Restricted Multimedia Formats - The Problem
The problem with restricted multimedia formats is complex, and can be divided in:
- the ones with Free Software implementations.
- the ones without Free Software implementations, but with binary-only Linux players.
- the ones without any of the above.
The proposed solutions for these limitations are discussed in RestrictedFormatsSolutions.

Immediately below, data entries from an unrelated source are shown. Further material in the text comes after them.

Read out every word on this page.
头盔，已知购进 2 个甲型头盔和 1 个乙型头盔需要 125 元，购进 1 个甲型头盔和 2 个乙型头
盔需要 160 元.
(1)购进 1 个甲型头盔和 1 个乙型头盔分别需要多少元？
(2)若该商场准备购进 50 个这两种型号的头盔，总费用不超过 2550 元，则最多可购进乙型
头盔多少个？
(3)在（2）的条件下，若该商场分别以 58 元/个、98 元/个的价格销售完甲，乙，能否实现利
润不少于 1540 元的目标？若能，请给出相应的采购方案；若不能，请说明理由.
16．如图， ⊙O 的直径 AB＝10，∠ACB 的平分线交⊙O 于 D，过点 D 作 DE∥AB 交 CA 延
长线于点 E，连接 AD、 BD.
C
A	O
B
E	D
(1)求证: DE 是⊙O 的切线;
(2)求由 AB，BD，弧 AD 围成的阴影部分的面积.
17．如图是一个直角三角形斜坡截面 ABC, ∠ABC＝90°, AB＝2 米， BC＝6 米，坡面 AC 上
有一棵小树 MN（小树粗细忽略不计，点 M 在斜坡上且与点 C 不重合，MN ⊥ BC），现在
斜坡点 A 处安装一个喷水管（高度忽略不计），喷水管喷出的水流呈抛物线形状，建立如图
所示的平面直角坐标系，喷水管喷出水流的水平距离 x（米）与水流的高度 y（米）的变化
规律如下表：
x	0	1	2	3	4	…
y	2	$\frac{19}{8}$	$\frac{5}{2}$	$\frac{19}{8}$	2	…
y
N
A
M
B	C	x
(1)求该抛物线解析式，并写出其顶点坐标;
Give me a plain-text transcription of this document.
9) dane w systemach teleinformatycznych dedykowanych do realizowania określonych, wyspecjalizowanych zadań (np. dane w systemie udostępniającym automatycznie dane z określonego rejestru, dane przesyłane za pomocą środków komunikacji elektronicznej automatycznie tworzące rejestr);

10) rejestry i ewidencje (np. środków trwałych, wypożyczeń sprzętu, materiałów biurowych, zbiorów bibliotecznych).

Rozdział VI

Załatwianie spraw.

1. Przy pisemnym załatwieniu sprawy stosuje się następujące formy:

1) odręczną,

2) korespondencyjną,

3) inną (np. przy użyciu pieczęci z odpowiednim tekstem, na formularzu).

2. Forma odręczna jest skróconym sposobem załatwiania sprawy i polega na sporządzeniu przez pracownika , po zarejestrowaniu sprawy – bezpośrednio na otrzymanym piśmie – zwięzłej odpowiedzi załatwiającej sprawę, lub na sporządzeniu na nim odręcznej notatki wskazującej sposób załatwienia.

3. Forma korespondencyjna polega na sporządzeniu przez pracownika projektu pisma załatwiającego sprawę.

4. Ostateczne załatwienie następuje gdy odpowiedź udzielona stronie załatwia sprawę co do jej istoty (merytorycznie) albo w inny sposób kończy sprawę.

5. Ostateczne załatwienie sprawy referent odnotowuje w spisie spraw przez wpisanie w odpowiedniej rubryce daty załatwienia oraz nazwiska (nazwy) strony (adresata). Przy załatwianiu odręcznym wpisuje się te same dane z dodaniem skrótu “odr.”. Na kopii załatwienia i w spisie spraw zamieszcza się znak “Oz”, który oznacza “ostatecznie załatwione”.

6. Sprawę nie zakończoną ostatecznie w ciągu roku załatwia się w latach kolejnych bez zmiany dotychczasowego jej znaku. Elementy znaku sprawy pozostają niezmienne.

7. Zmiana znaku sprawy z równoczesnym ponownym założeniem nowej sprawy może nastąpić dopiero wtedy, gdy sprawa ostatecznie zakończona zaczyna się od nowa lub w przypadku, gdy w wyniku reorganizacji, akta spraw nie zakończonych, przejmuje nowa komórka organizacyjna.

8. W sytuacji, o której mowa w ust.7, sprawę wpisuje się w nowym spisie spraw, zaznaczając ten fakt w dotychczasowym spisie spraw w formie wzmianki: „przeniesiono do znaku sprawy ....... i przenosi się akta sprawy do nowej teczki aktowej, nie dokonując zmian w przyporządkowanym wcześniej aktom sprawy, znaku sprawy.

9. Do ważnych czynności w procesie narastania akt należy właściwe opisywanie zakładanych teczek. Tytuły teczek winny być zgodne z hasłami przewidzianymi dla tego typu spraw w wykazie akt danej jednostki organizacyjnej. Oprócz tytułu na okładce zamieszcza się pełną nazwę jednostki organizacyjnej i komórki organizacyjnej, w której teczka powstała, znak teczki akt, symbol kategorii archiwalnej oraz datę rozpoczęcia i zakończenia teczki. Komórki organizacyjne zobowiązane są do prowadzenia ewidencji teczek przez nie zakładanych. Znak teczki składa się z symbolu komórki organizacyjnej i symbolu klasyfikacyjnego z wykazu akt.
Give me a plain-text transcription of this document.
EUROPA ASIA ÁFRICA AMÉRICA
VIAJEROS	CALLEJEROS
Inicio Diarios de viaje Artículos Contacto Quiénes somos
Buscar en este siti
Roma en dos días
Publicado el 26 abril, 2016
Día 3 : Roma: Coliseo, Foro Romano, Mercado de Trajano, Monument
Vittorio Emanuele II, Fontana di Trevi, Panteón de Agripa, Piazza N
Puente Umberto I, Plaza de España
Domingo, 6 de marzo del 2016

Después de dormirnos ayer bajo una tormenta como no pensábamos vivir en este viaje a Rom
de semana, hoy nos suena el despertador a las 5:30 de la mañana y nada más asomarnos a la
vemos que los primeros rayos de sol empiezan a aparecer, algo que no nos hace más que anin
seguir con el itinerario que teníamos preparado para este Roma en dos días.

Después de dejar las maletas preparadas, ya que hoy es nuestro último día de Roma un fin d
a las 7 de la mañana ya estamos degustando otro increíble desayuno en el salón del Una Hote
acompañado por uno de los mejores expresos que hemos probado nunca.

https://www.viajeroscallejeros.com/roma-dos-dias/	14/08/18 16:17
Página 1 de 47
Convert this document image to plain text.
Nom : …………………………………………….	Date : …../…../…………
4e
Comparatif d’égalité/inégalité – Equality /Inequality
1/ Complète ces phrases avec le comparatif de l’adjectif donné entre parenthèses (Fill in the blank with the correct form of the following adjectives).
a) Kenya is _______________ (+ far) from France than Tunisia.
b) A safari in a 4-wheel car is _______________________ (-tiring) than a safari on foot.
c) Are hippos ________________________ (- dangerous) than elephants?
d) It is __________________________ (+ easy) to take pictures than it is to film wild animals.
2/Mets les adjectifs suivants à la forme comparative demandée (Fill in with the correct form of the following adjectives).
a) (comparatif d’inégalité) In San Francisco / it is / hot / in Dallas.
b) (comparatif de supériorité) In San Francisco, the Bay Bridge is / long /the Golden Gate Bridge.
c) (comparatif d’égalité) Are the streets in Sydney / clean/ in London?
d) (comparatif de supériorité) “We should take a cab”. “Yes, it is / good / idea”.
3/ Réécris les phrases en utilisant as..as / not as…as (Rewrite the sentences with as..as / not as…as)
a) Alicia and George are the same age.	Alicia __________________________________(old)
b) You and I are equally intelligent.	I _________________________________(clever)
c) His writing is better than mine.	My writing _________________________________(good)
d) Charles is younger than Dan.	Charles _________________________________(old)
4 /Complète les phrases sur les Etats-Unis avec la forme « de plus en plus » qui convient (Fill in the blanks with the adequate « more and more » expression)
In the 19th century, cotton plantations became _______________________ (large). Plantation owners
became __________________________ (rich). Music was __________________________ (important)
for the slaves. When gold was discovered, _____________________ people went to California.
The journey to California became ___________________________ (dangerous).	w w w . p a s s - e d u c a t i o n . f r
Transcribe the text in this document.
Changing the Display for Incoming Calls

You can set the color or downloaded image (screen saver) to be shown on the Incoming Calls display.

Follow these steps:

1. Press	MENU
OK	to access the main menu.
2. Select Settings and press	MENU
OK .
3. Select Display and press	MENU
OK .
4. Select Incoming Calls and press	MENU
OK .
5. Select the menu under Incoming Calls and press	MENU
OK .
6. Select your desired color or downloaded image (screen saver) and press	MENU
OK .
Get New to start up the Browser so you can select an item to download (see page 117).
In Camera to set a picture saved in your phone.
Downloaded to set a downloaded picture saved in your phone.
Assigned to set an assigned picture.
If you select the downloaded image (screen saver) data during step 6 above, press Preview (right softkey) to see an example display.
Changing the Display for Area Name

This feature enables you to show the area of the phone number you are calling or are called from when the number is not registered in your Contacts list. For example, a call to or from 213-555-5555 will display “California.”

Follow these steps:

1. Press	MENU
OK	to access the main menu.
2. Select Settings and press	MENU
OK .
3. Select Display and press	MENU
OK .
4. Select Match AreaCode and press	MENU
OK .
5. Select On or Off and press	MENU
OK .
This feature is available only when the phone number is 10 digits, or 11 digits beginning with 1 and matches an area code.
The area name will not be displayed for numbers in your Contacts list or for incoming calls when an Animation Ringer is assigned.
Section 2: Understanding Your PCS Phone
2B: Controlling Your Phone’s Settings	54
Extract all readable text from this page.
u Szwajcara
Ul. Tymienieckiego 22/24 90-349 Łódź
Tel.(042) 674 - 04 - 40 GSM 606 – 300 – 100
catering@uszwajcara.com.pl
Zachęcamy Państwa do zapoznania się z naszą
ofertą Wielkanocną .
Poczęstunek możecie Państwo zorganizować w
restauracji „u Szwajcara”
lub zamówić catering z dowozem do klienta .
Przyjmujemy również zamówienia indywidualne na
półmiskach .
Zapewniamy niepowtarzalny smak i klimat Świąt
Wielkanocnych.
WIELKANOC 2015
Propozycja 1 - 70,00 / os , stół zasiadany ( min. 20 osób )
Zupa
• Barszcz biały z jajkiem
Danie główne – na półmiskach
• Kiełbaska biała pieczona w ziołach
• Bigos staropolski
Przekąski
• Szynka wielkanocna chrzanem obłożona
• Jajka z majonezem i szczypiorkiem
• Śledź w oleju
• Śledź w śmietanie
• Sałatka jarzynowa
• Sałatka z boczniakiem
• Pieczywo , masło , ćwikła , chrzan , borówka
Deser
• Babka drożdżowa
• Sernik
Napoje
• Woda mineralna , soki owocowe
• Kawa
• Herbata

1) Restricted formats with Free Software implementations
Distributing support for these formats seems easy, but is restricted in some way. Ubuntu distributes "free" software, which means it is both free of cost and free to use in any way. Although reverse-engineering is specifically authorized by US law (17 U.S.C. Sec 1201(f)) and by treaty (World Intellectual Property Organization Copyright Treaty), the rules governing distribution are complex and depend upon the intent of the person using the software. Thus, Ubuntu has decided not to support directly these formats until it can be said they are truly "free." The following are affected by various laws and licenses which make them less than "free."
- MP3 audio
- MPEG-2 video with MPEG and/or Dolby Digital audio (DVD)
- MPEG-4 video (aka DivX)
- MPEG-4 audio (AAC / iTunes)
- H.264 video (MPEG-4 AVC)
- Windows Media Audio (WMA) and Windows Media Video (WMV)
QuickTime movies (old) with Sorenson video and QDesign audio
QuickTime movies (new) with MPEG-4 video and AAC audio
QuickTime movies (v7) with H.264/AVC video and AAC audio
Although many of these formats have legal (and free-of-cost) binary-only Linux implementations, distributing those is also complex: GPL applications can't legally link to non-Free packages, unless their authors make an exception.
2) Restricted formats without Free Software implementations, but with binary-only Linux players
Distributing non-Free software to decode these formats would be legal, but would conflict with Ubuntu's commitment to only include Free Software by default.
Although there are ongoing efforts to create Free Software implementations of these formats, they are still not mature enough to include them in Ubuntu. And even if they evolve to that point in the future, we'd have the problem of category 1).